そもそも当愛媛県は全長全国第5位のリアス式海岸線にて瀬戸内海に接し、その80%は四国山脈地帯であり、交通網不整備不充分な風土に、永く、松山精神病院のみ、外には南予地区に宇和島精神病院漸く昭和28年6月開設されたるのみにて、東予地区にはこの種の病院、施設全くなく、入院加療を受けざるを得ぬ場合、家族、親族総掛りで患者と松山まで同行するの外なきこともあり、その危局、心労は一方ならず、加えて当時の県下にて精神病患者の自宅監置、座敷牢監禁多数見られ、而もその実態の人道的か否かは明確を欠けり。

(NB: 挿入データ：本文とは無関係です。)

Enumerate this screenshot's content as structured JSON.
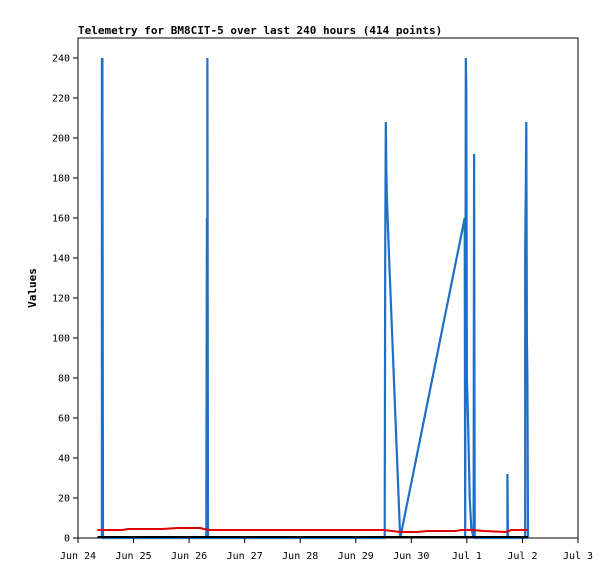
{
  "chart_data": {
    "type": "line",
    "title": "Telemetry for BM8CIT-5 over last 240 hours (414 points)",
    "ylabel": "Values",
    "xlabel": "",
    "xlim": [
      0,
      9
    ],
    "ylim": [
      0,
      250
    ],
    "x_ticks": [
      {
        "x": 0,
        "label": "Jun 24"
      },
      {
        "x": 1,
        "label": "Jun 25"
      },
      {
        "x": 2,
        "label": "Jun 26"
      },
      {
        "x": 3,
        "label": "Jun 27"
      },
      {
        "x": 4,
        "label": "Jun 28"
      },
      {
        "x": 5,
        "label": "Jun 29"
      },
      {
        "x": 6,
        "label": "Jun 30"
      },
      {
        "x": 7,
        "label": "Jul 1"
      },
      {
        "x": 8,
        "label": "Jul 2"
      },
      {
        "x": 9,
        "label": "Jul 3"
      }
    ],
    "y_ticks": [
      0,
      20,
      40,
      60,
      80,
      100,
      120,
      140,
      160,
      180,
      200,
      220,
      240
    ],
    "grid": false,
    "legend": "none",
    "series": [
      {
        "color": "#1f6fc6",
        "points": [
          [
            0.43,
            0
          ],
          [
            0.43,
            240
          ],
          [
            0.44,
            0
          ],
          [
            0.44,
            240
          ],
          [
            0.45,
            0
          ],
          [
            2.31,
            0
          ],
          [
            2.32,
            160
          ],
          [
            2.33,
            0
          ],
          [
            2.33,
            240
          ],
          [
            2.34,
            0
          ],
          [
            5.52,
            0
          ],
          [
            5.53,
            140
          ],
          [
            5.54,
            208
          ],
          [
            5.55,
            185
          ],
          [
            5.56,
            170
          ],
          [
            5.6,
            140
          ],
          [
            5.8,
            0
          ],
          [
            6.96,
            160
          ],
          [
            6.97,
            0
          ],
          [
            6.98,
            240
          ],
          [
            6.99,
            225
          ],
          [
            7.0,
            80
          ],
          [
            7.02,
            60
          ],
          [
            7.05,
            20
          ],
          [
            7.08,
            5
          ],
          [
            7.12,
            0
          ],
          [
            7.13,
            192
          ],
          [
            7.14,
            0
          ],
          [
            7.73,
            0
          ],
          [
            7.73,
            32
          ],
          [
            7.74,
            0
          ],
          [
            8.05,
            0
          ],
          [
            8.05,
            145
          ],
          [
            8.06,
            175
          ],
          [
            8.07,
            208
          ],
          [
            8.08,
            100
          ],
          [
            8.09,
            80
          ],
          [
            8.1,
            0
          ]
        ]
      },
      {
        "color": "#e00000",
        "points": [
          [
            0.35,
            4
          ],
          [
            0.8,
            4
          ],
          [
            0.9,
            4.5
          ],
          [
            1.5,
            4.5
          ],
          [
            1.8,
            5
          ],
          [
            2.2,
            5
          ],
          [
            2.35,
            4
          ],
          [
            5.5,
            4
          ],
          [
            5.8,
            3
          ],
          [
            6.1,
            3
          ],
          [
            6.3,
            3.5
          ],
          [
            6.8,
            3.5
          ],
          [
            6.9,
            4
          ],
          [
            7.1,
            4
          ],
          [
            7.3,
            3.5
          ],
          [
            7.7,
            3
          ],
          [
            7.8,
            4
          ],
          [
            8.1,
            4
          ]
        ]
      },
      {
        "color": "#000000",
        "points": [
          [
            0.35,
            0.5
          ],
          [
            8.1,
            0.5
          ]
        ]
      }
    ]
  }
}
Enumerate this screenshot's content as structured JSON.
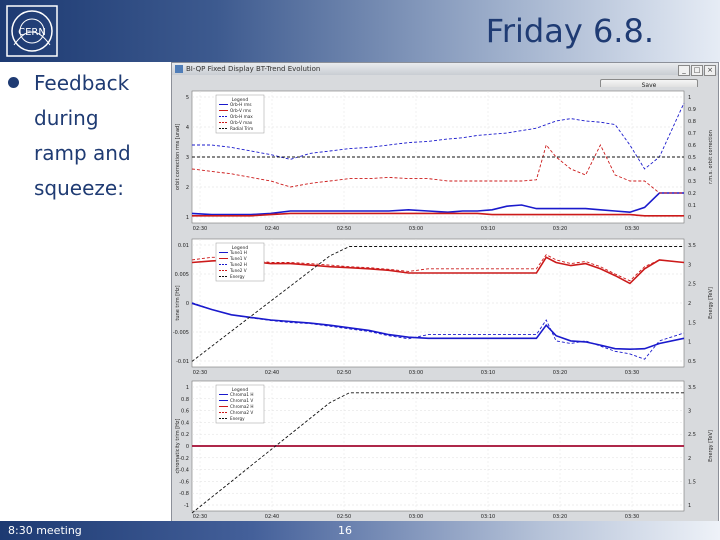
{
  "slide": {
    "title": "Friday 6.8.",
    "bullet_lines": [
      "Feedback",
      "during",
      "ramp and",
      "squeeze:"
    ],
    "footer_left": "8:30 meeting",
    "page_number": "16",
    "logo_text": "CERN"
  },
  "app": {
    "title": "BI-QP Fixed Display BT-Trend Evolution",
    "save_label": "Save",
    "window_buttons": [
      "_",
      "□",
      "×"
    ]
  },
  "panels": [
    {
      "ylabel": "orbit correction rms [urad]",
      "y2label": "r.m.s. orbit correction",
      "yticks": [
        "5",
        "4",
        "3",
        "2",
        "1"
      ],
      "y2ticks": [
        "1",
        "0.9",
        "0.8",
        "0.7",
        "0.6",
        "0.5",
        "0.4",
        "0.3",
        "0.2",
        "0.1",
        "0"
      ],
      "xticks": [
        "02:30",
        "02:40",
        "02:50",
        "03:00",
        "03:10",
        "03:20",
        "03:30"
      ],
      "legend_title": "Legend",
      "legend": [
        "Orb-H rms",
        "Orb-V rms",
        "Orb-H max",
        "Orb-V max",
        "Radial Trim"
      ],
      "colors": [
        "#1a1acc",
        "#cc1a1a",
        "#1a1acc",
        "#cc1a1a",
        "#111111"
      ]
    },
    {
      "ylabel": "tune trim [Hz]",
      "y2label": "Energy [TeV]",
      "yticks": [
        "0.01",
        "0.005",
        "0",
        "-0.005",
        "-0.01"
      ],
      "y2ticks": [
        "3.5",
        "3",
        "2.5",
        "2",
        "1.5",
        "1",
        "0.5"
      ],
      "xticks": [
        "02:30",
        "02:40",
        "02:50",
        "03:00",
        "03:10",
        "03:20",
        "03:30"
      ],
      "legend_title": "Legend",
      "legend": [
        "Tune1 H",
        "Tune1 V",
        "Tune2 H",
        "Tune2 V",
        "Energy"
      ],
      "colors": [
        "#1a1acc",
        "#cc1a1a",
        "#1a1acc",
        "#cc1a1a",
        "#111111"
      ]
    },
    {
      "ylabel": "chromaticity trim [Hz]",
      "y2label": "Energy [TeV]",
      "yticks": [
        "1",
        "0.8",
        "0.6",
        "0.4",
        "0.2",
        "0",
        "-0.2",
        "-0.4",
        "-0.6",
        "-0.8",
        "-1"
      ],
      "y2ticks": [
        "3.5",
        "3",
        "2.5",
        "2",
        "1.5",
        "1"
      ],
      "xticks": [
        "02:30",
        "02:40",
        "02:50",
        "03:00",
        "03:10",
        "03:20",
        "03:30"
      ],
      "legend_title": "Legend",
      "legend": [
        "Chroma1 H",
        "Chroma1 V",
        "Chroma2 H",
        "Chroma2 V",
        "Energy"
      ],
      "colors": [
        "#1a1acc",
        "#1a1acc",
        "#cc1a1a",
        "#cc1a1a",
        "#111111"
      ]
    }
  ],
  "chart_data": [
    {
      "type": "line",
      "ylabel": "orbit correction rms [urad]",
      "y2label": "r.m.s. orbit correction",
      "ylim": [
        0.5,
        5.5
      ],
      "y2lim": [
        -0.05,
        1.05
      ],
      "x": [
        0,
        4,
        8,
        12,
        16,
        20,
        24,
        28,
        32,
        36,
        40,
        44,
        48,
        52,
        55,
        58,
        61,
        64,
        67,
        70,
        72,
        74,
        77,
        80,
        83,
        86,
        89,
        92,
        95,
        100
      ],
      "series": [
        {
          "name": "Orb-H rms",
          "axis": "y2",
          "style": "solid",
          "values": [
            0.03,
            0.02,
            0.02,
            0.02,
            0.03,
            0.05,
            0.05,
            0.05,
            0.05,
            0.05,
            0.05,
            0.06,
            0.05,
            0.04,
            0.05,
            0.05,
            0.06,
            0.09,
            0.1,
            0.07,
            0.07,
            0.07,
            0.07,
            0.07,
            0.06,
            0.05,
            0.04,
            0.08,
            0.2,
            0.2
          ]
        },
        {
          "name": "Orb-V rms",
          "axis": "y2",
          "style": "solid",
          "values": [
            0.01,
            0.01,
            0.01,
            0.01,
            0.02,
            0.03,
            0.03,
            0.03,
            0.03,
            0.03,
            0.03,
            0.03,
            0.03,
            0.03,
            0.03,
            0.03,
            0.02,
            0.02,
            0.02,
            0.02,
            0.02,
            0.02,
            0.02,
            0.02,
            0.02,
            0.02,
            0.02,
            0.01,
            0.01,
            0.01
          ]
        },
        {
          "name": "Orb-H max",
          "axis": "y2",
          "style": "dashed",
          "values": [
            0.6,
            0.6,
            0.58,
            0.55,
            0.52,
            0.48,
            0.53,
            0.55,
            0.57,
            0.58,
            0.6,
            0.62,
            0.63,
            0.65,
            0.66,
            0.68,
            0.69,
            0.7,
            0.72,
            0.74,
            0.77,
            0.8,
            0.82,
            0.8,
            0.79,
            0.77,
            0.6,
            0.4,
            0.5,
            0.95
          ]
        },
        {
          "name": "Orb-V max",
          "axis": "y2",
          "style": "dashed",
          "values": [
            0.4,
            0.38,
            0.36,
            0.33,
            0.3,
            0.25,
            0.28,
            0.3,
            0.32,
            0.32,
            0.33,
            0.32,
            0.32,
            0.3,
            0.3,
            0.3,
            0.3,
            0.3,
            0.3,
            0.31,
            0.6,
            0.5,
            0.4,
            0.35,
            0.6,
            0.35,
            0.3,
            0.3,
            0.2,
            0.2
          ]
        },
        {
          "name": "Radial Trim",
          "axis": "y",
          "style": "dashed",
          "values": [
            3,
            3,
            3,
            3,
            3,
            3,
            3,
            3,
            3,
            3,
            3,
            3,
            3,
            3,
            3,
            3,
            3,
            3,
            3,
            3,
            3,
            3,
            3,
            3,
            3,
            3,
            3,
            3,
            3,
            3
          ]
        }
      ]
    },
    {
      "type": "line",
      "ylabel": "tune trim [Hz]",
      "y2label": "Energy [TeV]",
      "ylim": [
        -0.012,
        0.0125
      ],
      "y2lim": [
        0.3,
        3.7
      ],
      "x": [
        0,
        4,
        8,
        12,
        16,
        20,
        24,
        28,
        32,
        36,
        40,
        44,
        48,
        52,
        55,
        58,
        61,
        64,
        67,
        70,
        72,
        74,
        77,
        80,
        83,
        86,
        89,
        92,
        95,
        100
      ],
      "series": [
        {
          "name": "Tune1 H",
          "axis": "y",
          "style": "solid",
          "values": [
            0.0002,
            -0.001,
            -0.002,
            -0.0025,
            -0.003,
            -0.0033,
            -0.0036,
            -0.004,
            -0.0045,
            -0.005,
            -0.0058,
            -0.0063,
            -0.0065,
            -0.0065,
            -0.0065,
            -0.0065,
            -0.0065,
            -0.0065,
            -0.0065,
            -0.0065,
            -0.004,
            -0.006,
            -0.007,
            -0.0072,
            -0.0078,
            -0.0085,
            -0.0086,
            -0.0085,
            -0.0075,
            -0.0065
          ]
        },
        {
          "name": "Tune1 V",
          "axis": "y",
          "style": "solid",
          "values": [
            0.008,
            0.0083,
            0.0085,
            0.0082,
            0.0078,
            0.0078,
            0.0075,
            0.0072,
            0.007,
            0.0068,
            0.0065,
            0.006,
            0.006,
            0.006,
            0.006,
            0.006,
            0.006,
            0.006,
            0.006,
            0.006,
            0.009,
            0.008,
            0.0074,
            0.0078,
            0.0068,
            0.0055,
            0.004,
            0.0068,
            0.0085,
            0.008
          ]
        },
        {
          "name": "Tune2 H",
          "axis": "y",
          "style": "dashed",
          "values": [
            0.0003,
            -0.001,
            -0.002,
            -0.0026,
            -0.0031,
            -0.0035,
            -0.0037,
            -0.0042,
            -0.0047,
            -0.0052,
            -0.006,
            -0.0066,
            -0.0058,
            -0.0058,
            -0.0058,
            -0.0058,
            -0.0058,
            -0.0058,
            -0.0058,
            -0.0058,
            -0.003,
            -0.007,
            -0.0075,
            -0.007,
            -0.008,
            -0.009,
            -0.0095,
            -0.0105,
            -0.007,
            -0.0055
          ]
        },
        {
          "name": "Tune2 V",
          "axis": "y",
          "style": "dashed",
          "values": [
            0.0085,
            0.009,
            0.009,
            0.0085,
            0.008,
            0.008,
            0.0078,
            0.0075,
            0.0072,
            0.007,
            0.0067,
            0.0063,
            0.0068,
            0.0068,
            0.0068,
            0.0068,
            0.0068,
            0.0068,
            0.0068,
            0.0068,
            0.0095,
            0.0085,
            0.0078,
            0.0082,
            0.0072,
            0.0058,
            0.0045,
            0.0072,
            0.0085,
            0.008
          ]
        },
        {
          "name": "Energy",
          "axis": "y2",
          "style": "dashed",
          "values": [
            0.45,
            0.85,
            1.25,
            1.65,
            2.05,
            2.45,
            2.85,
            3.25,
            3.5,
            3.5,
            3.5,
            3.5,
            3.5,
            3.5,
            3.5,
            3.5,
            3.5,
            3.5,
            3.5,
            3.5,
            3.5,
            3.5,
            3.5,
            3.5,
            3.5,
            3.5,
            3.5,
            3.5,
            3.5,
            3.5
          ]
        }
      ]
    },
    {
      "type": "line",
      "ylabel": "chromaticity trim [Hz]",
      "y2label": "Energy [TeV]",
      "ylim": [
        -1.1,
        1.1
      ],
      "y2lim": [
        0.5,
        3.8
      ],
      "x": [
        0,
        4,
        8,
        12,
        16,
        20,
        24,
        28,
        32,
        36,
        40,
        44,
        48,
        52,
        55,
        58,
        61,
        64,
        67,
        70,
        72,
        74,
        77,
        80,
        83,
        86,
        89,
        92,
        95,
        100
      ],
      "series": [
        {
          "name": "Chroma1 H",
          "axis": "y",
          "style": "solid",
          "values": [
            0,
            0,
            0,
            0,
            0,
            0,
            0,
            0,
            0,
            0,
            0,
            0,
            0,
            0,
            0,
            0,
            0,
            0,
            0,
            0,
            0,
            0,
            0,
            0,
            0,
            0,
            0,
            0,
            0,
            0
          ]
        },
        {
          "name": "Chroma1 V",
          "axis": "y",
          "style": "solid",
          "values": [
            0,
            0,
            0,
            0,
            0,
            0,
            0,
            0,
            0,
            0,
            0,
            0,
            0,
            0,
            0,
            0,
            0,
            0,
            0,
            0,
            0,
            0,
            0,
            0,
            0,
            0,
            0,
            0,
            0,
            0
          ]
        },
        {
          "name": "Chroma2 H",
          "axis": "y",
          "style": "solid",
          "values": [
            0,
            0,
            0,
            0,
            0,
            0,
            0,
            0,
            0,
            0,
            0,
            0,
            0,
            0,
            0,
            0,
            0,
            0,
            0,
            0,
            0,
            0,
            0,
            0,
            0,
            0,
            0,
            0,
            0,
            0
          ]
        },
        {
          "name": "Chroma2 V",
          "axis": "y",
          "style": "dashed",
          "values": [
            0,
            0,
            0,
            0,
            0,
            0,
            0,
            0,
            0,
            0,
            0,
            0,
            0,
            0,
            0,
            0,
            0,
            0,
            0,
            0,
            0,
            0,
            0,
            0,
            0,
            0,
            0,
            0,
            0,
            0
          ]
        },
        {
          "name": "Energy",
          "axis": "y2",
          "style": "dashed",
          "values": [
            0.45,
            0.85,
            1.25,
            1.65,
            2.05,
            2.45,
            2.85,
            3.25,
            3.5,
            3.5,
            3.5,
            3.5,
            3.5,
            3.5,
            3.5,
            3.5,
            3.5,
            3.5,
            3.5,
            3.5,
            3.5,
            3.5,
            3.5,
            3.5,
            3.5,
            3.5,
            3.5,
            3.5,
            3.5,
            3.5
          ]
        }
      ]
    }
  ]
}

他方、第二次大戦中、覚醒剤として開発されしヒロポン(メタンフェタミン)は、戦後、数年間尚、一般に市販されたるため、その乱用による薬害が認定されるるに及び、発売禁止措置のとられたるも、その後の密造密売により、所謂覚醒剤中毒患者の多発が大いなる社会問題となれり。」
翌、昭和28年9月6日本財団の事業の一つである新居浜精神病院(55床)(現財団新居浜病院)を開設し積極的に医療活動を開始した。「当時の診療担当範囲は新居浜地域の外、東は川之江市(現四国中央市川之江地区)、西は周桑郡丹原町(現西条市)まで、南は、別子山村(現新居浜市)・新宮村(現四国中央市綾南地区)までの東予地区一帯に及ぶ。さらに各保健所の精神衛生活動にも積極的に協力し、巡回診療、往診、啓蒙講演等にも尽力せり。」
また、昭和33年4月泉川准看護学校を開設して、准看護師としての知識、技術を教授し、博愛の精神を基に社会に寄与する人材の育成に努めた。
その後、看護師の育成が当地域医療界の要望となり、昭和54年12月東城高等看護学校を併設し、昭和56年3月よりは東城看護専門学校として、広く、東予地区より向学の男女を受入れ看護師、准看護師の養成に努め、地域医療に対して大いに貢献してきた。